The lower bound of \(\delta\) is determined by:
\[\delta\geq\frac{T-S-\sqrt{\left(T-S\right)^2-4\left(P-S\right)\left(T-R\right)}}{2\left(P-S\right)}
\]
It follows that it is necessary that:
\[\frac{T-S-\sqrt{\left(T-S\right)^2-4\left(P-S\right)\left(T-R\right)}}{2\left(P-S\right)}\le\frac{P-S}{T-P}
\] \[\frac{\left(T-S\right)\left(T-P\right)-2\left(P-S\right)^2}{\left(T-P\right)}\le\frac{\sqrt{\left(T-S\right)^2-4\left(P-S\right)\left(T-R\right)}}{1}
\] \[(T-S)-\frac{2(P-S)^2}{(T-P)}\le\left(T-S\right)^2-4\left(P-S\right)\left(T-R\right)
\] \[(T-S)^2-\frac{4(P-S)^4}{(T-P)^2}-4\frac{(T-S)(P-S)^2}{(T-P)}\le\left(T-S\right)^2-4\left(P-S\right)\left(T-R\right)

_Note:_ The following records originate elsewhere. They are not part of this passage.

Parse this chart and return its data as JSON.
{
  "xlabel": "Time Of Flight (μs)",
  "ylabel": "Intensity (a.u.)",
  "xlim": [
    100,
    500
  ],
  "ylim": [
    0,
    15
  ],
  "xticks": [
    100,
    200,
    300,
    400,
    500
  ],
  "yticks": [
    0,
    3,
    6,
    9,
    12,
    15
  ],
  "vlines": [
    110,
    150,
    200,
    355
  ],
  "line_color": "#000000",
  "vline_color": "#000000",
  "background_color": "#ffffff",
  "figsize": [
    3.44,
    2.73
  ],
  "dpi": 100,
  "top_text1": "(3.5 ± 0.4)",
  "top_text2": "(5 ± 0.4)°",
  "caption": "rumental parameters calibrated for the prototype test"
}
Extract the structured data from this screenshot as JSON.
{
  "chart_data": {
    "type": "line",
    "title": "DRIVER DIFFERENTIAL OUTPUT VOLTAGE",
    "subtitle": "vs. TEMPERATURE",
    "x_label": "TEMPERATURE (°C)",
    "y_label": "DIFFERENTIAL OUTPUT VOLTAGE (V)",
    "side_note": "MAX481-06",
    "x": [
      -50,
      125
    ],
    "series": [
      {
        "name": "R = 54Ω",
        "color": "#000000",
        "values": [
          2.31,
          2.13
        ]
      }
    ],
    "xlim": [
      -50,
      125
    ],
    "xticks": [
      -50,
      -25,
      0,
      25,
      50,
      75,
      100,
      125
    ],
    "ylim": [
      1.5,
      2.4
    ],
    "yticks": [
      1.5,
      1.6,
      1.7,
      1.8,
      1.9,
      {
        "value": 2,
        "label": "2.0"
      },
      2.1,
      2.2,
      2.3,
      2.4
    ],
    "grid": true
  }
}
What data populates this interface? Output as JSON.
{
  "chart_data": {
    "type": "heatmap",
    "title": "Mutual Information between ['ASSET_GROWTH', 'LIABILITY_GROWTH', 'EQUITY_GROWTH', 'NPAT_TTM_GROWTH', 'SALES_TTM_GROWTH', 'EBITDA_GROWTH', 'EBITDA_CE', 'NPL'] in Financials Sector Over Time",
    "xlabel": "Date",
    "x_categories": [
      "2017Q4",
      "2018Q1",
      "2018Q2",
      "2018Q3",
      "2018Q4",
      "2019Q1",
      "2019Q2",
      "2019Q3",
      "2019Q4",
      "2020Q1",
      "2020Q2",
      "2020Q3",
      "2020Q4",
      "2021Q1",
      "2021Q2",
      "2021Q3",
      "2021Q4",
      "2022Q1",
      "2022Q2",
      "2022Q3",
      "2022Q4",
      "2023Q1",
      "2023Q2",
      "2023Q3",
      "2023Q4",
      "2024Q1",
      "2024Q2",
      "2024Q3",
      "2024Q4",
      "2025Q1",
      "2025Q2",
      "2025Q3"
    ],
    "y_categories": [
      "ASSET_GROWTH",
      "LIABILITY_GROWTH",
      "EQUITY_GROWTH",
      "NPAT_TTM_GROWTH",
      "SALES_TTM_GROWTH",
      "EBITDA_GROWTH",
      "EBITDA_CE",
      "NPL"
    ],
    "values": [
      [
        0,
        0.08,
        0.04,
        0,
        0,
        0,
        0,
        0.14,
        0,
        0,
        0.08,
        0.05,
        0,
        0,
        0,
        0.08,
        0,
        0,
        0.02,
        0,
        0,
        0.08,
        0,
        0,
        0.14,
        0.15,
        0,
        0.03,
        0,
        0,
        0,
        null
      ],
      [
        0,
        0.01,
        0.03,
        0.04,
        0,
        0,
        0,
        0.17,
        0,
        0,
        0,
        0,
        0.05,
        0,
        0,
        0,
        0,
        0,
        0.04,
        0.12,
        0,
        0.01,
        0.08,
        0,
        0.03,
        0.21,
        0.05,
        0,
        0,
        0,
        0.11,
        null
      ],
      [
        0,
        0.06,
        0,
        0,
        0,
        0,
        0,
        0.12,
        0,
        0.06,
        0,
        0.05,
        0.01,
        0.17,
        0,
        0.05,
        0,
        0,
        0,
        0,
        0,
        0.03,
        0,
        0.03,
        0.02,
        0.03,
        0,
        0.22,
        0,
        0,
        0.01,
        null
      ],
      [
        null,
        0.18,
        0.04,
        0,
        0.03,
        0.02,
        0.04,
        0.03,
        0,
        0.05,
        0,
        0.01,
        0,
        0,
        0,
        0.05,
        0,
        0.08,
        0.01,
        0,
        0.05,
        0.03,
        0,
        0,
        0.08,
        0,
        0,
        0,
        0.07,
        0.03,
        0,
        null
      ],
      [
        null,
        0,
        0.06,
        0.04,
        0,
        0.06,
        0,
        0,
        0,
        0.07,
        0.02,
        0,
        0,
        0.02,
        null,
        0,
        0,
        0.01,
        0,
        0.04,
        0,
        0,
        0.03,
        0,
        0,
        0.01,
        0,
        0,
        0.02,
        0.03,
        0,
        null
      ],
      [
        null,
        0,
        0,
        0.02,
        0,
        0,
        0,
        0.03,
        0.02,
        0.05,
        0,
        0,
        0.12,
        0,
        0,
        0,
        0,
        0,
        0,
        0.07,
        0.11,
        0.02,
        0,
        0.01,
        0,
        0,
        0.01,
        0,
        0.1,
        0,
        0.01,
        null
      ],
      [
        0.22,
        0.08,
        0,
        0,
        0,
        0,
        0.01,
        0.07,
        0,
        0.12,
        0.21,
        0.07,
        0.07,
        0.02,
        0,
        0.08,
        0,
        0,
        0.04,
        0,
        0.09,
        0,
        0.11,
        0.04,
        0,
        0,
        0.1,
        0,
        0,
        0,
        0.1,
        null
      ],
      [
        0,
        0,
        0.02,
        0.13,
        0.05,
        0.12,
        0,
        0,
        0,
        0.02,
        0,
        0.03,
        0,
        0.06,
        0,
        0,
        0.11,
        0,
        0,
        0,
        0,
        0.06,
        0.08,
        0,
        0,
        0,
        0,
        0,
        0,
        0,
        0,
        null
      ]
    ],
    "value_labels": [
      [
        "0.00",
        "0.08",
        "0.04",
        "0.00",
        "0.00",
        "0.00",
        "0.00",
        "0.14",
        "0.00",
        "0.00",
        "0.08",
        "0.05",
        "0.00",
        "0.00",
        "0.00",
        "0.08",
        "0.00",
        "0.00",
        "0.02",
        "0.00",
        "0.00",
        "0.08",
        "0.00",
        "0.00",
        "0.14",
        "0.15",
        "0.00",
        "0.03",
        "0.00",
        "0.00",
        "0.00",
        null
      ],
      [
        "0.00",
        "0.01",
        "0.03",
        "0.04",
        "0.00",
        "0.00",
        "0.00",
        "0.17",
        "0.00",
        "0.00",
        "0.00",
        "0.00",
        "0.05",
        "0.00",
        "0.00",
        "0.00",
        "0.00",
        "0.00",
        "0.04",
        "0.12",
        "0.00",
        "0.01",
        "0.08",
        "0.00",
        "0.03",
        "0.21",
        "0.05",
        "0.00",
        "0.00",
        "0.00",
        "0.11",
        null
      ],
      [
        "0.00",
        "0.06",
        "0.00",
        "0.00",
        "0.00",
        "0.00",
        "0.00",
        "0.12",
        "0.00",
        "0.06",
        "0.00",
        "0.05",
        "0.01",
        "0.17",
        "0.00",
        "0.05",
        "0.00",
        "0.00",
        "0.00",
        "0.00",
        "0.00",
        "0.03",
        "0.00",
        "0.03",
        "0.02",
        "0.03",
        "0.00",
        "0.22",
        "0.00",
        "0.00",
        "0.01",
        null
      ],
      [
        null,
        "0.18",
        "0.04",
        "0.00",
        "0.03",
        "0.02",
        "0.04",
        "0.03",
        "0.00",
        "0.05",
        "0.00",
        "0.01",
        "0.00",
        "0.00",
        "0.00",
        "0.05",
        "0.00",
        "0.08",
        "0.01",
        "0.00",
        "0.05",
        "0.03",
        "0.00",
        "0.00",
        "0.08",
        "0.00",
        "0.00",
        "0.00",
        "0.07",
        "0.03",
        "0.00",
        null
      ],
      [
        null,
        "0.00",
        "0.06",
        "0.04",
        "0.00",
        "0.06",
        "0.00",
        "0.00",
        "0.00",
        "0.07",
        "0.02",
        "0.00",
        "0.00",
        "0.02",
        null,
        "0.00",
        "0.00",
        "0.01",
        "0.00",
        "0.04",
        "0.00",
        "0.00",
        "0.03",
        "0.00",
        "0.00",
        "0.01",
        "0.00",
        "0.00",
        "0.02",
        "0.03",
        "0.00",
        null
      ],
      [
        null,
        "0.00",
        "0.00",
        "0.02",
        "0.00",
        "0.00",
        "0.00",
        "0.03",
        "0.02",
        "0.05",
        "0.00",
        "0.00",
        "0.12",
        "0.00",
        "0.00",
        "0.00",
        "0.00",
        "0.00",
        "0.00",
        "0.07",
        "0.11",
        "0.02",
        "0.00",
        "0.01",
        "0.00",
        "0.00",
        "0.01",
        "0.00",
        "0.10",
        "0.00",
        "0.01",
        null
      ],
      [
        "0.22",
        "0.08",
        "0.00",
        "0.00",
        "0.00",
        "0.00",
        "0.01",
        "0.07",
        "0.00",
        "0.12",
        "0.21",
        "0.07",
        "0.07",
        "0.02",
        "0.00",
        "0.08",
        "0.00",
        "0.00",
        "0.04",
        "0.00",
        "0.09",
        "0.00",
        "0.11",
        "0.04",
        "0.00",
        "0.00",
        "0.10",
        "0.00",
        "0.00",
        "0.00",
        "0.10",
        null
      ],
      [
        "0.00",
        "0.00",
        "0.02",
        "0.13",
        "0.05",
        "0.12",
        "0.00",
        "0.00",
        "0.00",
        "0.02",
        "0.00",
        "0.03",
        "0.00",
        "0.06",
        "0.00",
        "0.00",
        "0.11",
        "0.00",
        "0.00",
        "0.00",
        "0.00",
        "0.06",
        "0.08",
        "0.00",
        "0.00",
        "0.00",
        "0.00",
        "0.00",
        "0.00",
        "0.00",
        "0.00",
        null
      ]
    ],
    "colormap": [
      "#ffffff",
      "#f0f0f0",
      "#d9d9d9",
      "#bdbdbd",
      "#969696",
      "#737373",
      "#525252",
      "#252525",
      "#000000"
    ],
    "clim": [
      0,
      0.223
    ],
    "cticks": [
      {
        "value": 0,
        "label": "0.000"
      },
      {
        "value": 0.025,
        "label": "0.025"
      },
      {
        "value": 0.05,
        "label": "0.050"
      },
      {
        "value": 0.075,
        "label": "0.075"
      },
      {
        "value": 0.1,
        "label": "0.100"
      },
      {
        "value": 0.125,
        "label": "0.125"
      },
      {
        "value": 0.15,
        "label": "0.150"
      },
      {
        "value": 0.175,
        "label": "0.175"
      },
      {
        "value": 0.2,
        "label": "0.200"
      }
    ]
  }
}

\] \[\frac{(P-S)^4}{(T-P)^2}+\frac{(T-S)(P-S)^2}{(T-P)}-(P-S)(T-R)\ge0
\]
This is pretty intractable at this point, which leads me to believe that higher values of k will be especially intractable and difficult to decipher any SPE from.
WSLS
Win-Stay Lose-Switch has the same possible histories as TFT, but differing actions thereafter. From (C, C), the on-strategy action to play C forever with a payoff of \(\frac{R}{1-\delta}\). If one deviates for one period (Plays D), they will gain T, which is a win, thus they stay with D. The other player lost, so switches to D, so the outcome is (D, D) with a payoff of \(\delta P\). They both consider this a loss and both switch to C forever with a payoff of \(\frac{\delta^2R}{1-\delta}\). Thus, the payoff of defection for a period is \(T+\delta P+\frac{\delta^2R}{1-\delta}\). Therefore, for SPE we need:
\[\frac{R}{1-\delta}\geq T+\delta P+\frac{\delta^2R}{1-\delta}
\] \[\delta\geq\frac{T-R}{R-P}
\]
After (C, D), WSLS states that one would switch and the opponent stays, so the outcome is (D, D) and payoff is P. Then both switch to C forever and get \(\frac{\delta R}{1-\delta}\). If one deviates then they don’t initially switch, the outcome is still (C, D) and they get S. The payoff of deviating for a period is then \(S+\delta P+\frac{\delta^2R}{1-\delta}\). Therefore, for SPE we need:
\[P+\frac{\delta R}{1-\delta}\geq S+\delta P+\frac{\delta^2R}{1-\delta}
\] \[\delta\geq-\frac{P-S}{R-P}
\]
This is always satisfied as \(P>S\).
After (D, C), staying on WSLS means staying with D, but one’s opponent will switch, thus the outcome will be (D, D). Then they both switch to C forever, so the payoff will be \(P+\frac{\delta R}{1-\delta}\). Deviating for a period means switching also, so the outcome is (C, D), the following steps were explained prior, so the payoff will be \(S+\delta P+\frac{\delta^2R}{1-\delta}\). The SPE condition is the same as before, so will be satisfied also.
Finally, after (D, D) if both follow the strategy they will play (C, C) forever, giving the payoff of \(\frac{R}{1-\delta}\). If one deviates for a period, the outcome will be (D, C) giving T. In the following period the opponent will switch to D, they payoff will be \(\delta P\) and the payoff after they switch to C will be \(\frac{\delta^2R}{1-\delta}\). This is the same SPE condition as (C, C), so will be satisfied if that is.
Thus, for WSLS to be a SPE we only need \(\delta\geq\frac{T-R}{R-P}\). This is the same condition as the NE condition, therefore is WSLS is a NE, it is also a SPE.